I got an interesting post from Jimmy the Mad Salesman the other day:

'For the last 2 days, I have been looking in trade journals, google, and tech blogs for a strong ROI to move to desktop virtualization. Whenever I read an example, the ROI is always vague. So far the only example I have seen is a deal HP and VMware did with Collier County, FL but again only soft ROI are revealed. so far I see it makes sense from a management and security (perspective).'

ROI is not that hard. I think of it like this for VDI:

1. What do I save in licensing costs by virtualizing?
2. What do I save by not having to license certain applications (OS, A/V, etc)?
3. How many support calls were logged in the past year?
4. What were the support calls related to - apps, os, SaaS, new users?

On the flip side if a company virtualizes Windows, that will help w/support and management of a machine, however little if anything is saved.
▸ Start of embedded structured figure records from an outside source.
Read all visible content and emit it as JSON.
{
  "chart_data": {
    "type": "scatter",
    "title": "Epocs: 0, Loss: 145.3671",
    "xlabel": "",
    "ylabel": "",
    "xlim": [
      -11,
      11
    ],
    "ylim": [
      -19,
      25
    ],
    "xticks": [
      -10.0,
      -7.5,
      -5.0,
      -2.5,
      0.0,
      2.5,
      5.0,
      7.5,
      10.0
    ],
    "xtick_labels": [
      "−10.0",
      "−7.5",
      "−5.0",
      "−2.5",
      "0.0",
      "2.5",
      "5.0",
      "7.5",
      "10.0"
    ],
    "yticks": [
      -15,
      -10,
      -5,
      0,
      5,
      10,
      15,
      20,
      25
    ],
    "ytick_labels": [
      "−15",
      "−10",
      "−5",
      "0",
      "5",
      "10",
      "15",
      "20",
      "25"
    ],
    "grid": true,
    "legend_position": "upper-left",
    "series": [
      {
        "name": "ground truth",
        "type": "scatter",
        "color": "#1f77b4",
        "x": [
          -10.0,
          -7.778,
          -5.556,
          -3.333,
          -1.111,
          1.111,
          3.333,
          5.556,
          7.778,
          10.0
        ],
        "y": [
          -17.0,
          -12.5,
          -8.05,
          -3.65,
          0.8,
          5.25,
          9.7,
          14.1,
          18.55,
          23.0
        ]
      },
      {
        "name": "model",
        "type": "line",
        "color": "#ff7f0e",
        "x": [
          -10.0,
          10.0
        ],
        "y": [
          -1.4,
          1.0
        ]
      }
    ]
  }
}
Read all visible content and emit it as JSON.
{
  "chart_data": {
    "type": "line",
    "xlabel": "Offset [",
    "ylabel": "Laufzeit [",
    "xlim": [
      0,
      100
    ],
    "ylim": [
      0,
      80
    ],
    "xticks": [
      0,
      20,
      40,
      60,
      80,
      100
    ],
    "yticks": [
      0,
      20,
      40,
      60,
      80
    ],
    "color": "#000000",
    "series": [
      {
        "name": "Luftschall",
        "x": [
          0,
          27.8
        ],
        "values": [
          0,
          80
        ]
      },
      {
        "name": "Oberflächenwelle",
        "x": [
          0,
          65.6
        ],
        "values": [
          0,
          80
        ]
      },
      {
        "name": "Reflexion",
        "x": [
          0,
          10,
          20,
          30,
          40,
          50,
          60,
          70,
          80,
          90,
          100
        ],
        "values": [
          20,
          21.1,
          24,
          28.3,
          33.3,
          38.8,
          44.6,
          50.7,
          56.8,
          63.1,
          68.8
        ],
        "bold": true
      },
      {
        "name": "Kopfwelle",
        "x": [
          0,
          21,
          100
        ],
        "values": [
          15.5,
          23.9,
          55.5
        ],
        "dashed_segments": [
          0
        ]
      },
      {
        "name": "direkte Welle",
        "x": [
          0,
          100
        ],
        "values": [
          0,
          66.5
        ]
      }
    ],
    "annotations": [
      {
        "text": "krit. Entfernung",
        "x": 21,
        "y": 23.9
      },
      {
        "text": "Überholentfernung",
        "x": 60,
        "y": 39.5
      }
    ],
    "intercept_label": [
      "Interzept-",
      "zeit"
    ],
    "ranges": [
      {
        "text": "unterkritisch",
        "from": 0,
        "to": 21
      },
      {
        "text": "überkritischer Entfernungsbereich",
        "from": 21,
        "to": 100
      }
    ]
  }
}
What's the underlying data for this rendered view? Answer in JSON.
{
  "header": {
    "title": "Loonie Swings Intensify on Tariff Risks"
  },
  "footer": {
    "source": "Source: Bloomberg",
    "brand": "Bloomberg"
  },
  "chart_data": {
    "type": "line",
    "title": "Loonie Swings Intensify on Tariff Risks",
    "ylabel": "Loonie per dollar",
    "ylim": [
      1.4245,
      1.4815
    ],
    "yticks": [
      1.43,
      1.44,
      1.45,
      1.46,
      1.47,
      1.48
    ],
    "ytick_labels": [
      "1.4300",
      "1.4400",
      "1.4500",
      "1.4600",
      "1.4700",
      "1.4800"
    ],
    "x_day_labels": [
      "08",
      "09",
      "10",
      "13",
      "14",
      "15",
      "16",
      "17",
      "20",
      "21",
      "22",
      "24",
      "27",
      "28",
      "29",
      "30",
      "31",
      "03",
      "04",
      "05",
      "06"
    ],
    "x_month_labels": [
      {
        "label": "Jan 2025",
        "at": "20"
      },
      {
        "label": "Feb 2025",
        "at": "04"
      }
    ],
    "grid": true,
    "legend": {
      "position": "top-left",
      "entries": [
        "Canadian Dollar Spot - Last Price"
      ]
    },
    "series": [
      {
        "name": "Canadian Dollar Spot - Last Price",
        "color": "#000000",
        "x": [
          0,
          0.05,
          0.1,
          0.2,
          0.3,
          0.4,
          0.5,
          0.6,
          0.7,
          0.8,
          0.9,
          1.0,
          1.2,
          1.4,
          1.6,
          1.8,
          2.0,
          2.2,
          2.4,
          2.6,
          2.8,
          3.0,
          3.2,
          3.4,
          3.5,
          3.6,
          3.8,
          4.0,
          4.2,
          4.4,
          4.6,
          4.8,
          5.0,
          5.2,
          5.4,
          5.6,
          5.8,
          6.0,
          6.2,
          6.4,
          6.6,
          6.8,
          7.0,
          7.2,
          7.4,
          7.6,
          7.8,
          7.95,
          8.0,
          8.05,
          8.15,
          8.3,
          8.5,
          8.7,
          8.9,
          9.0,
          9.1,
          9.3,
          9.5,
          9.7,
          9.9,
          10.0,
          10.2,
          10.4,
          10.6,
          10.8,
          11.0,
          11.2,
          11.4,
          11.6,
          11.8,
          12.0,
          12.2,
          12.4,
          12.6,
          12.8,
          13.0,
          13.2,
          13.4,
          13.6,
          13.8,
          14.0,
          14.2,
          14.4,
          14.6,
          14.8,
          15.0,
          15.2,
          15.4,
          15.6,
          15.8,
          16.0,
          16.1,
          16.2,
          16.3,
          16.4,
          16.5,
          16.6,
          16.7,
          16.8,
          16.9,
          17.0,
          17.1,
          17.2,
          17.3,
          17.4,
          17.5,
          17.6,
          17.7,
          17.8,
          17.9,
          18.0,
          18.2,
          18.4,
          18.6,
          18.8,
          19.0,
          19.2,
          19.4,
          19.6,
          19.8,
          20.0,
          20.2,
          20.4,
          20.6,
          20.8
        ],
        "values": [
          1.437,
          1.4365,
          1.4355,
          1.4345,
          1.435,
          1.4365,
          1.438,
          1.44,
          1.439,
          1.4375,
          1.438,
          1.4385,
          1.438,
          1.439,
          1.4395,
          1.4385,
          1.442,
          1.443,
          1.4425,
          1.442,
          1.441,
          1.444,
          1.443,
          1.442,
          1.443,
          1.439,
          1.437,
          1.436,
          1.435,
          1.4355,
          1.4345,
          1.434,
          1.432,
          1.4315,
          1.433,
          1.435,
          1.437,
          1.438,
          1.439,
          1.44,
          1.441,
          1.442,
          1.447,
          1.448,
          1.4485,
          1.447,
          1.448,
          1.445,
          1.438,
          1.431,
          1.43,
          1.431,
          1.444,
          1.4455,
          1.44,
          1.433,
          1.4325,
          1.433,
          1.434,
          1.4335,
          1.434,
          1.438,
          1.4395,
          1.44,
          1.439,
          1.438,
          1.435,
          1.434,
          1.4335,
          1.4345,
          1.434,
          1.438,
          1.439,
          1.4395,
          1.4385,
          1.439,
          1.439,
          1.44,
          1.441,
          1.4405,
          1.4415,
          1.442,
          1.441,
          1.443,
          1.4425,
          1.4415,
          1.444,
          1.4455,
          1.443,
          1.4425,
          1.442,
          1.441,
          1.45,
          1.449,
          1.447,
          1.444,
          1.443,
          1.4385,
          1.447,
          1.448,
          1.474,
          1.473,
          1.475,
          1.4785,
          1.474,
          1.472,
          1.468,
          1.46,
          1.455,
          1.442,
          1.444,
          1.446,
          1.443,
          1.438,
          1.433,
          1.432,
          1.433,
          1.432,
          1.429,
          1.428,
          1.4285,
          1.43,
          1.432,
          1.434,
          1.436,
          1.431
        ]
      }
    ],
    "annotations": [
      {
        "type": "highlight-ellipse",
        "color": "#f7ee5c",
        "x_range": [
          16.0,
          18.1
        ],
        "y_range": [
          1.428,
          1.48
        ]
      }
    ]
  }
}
If a company goes down the VDI path with Ubuntu (for example) all of the agents required to protect Windows from the several hundred thousand threats that exist go away, Citrix goes away, RAM to support Vista evaporates, and the list goes on.

In my opinion this means that if you virtualize Windows, you gain a measurable ROI, but centainly far from breathtaking.

1 comment:

  1. You are right that ROI on VDI is more of an operational savings versus hardware cost. However, VDI gives other benefits that are intagible savings such as security, centralization and extending access from a LAN based technology to WAN or home users.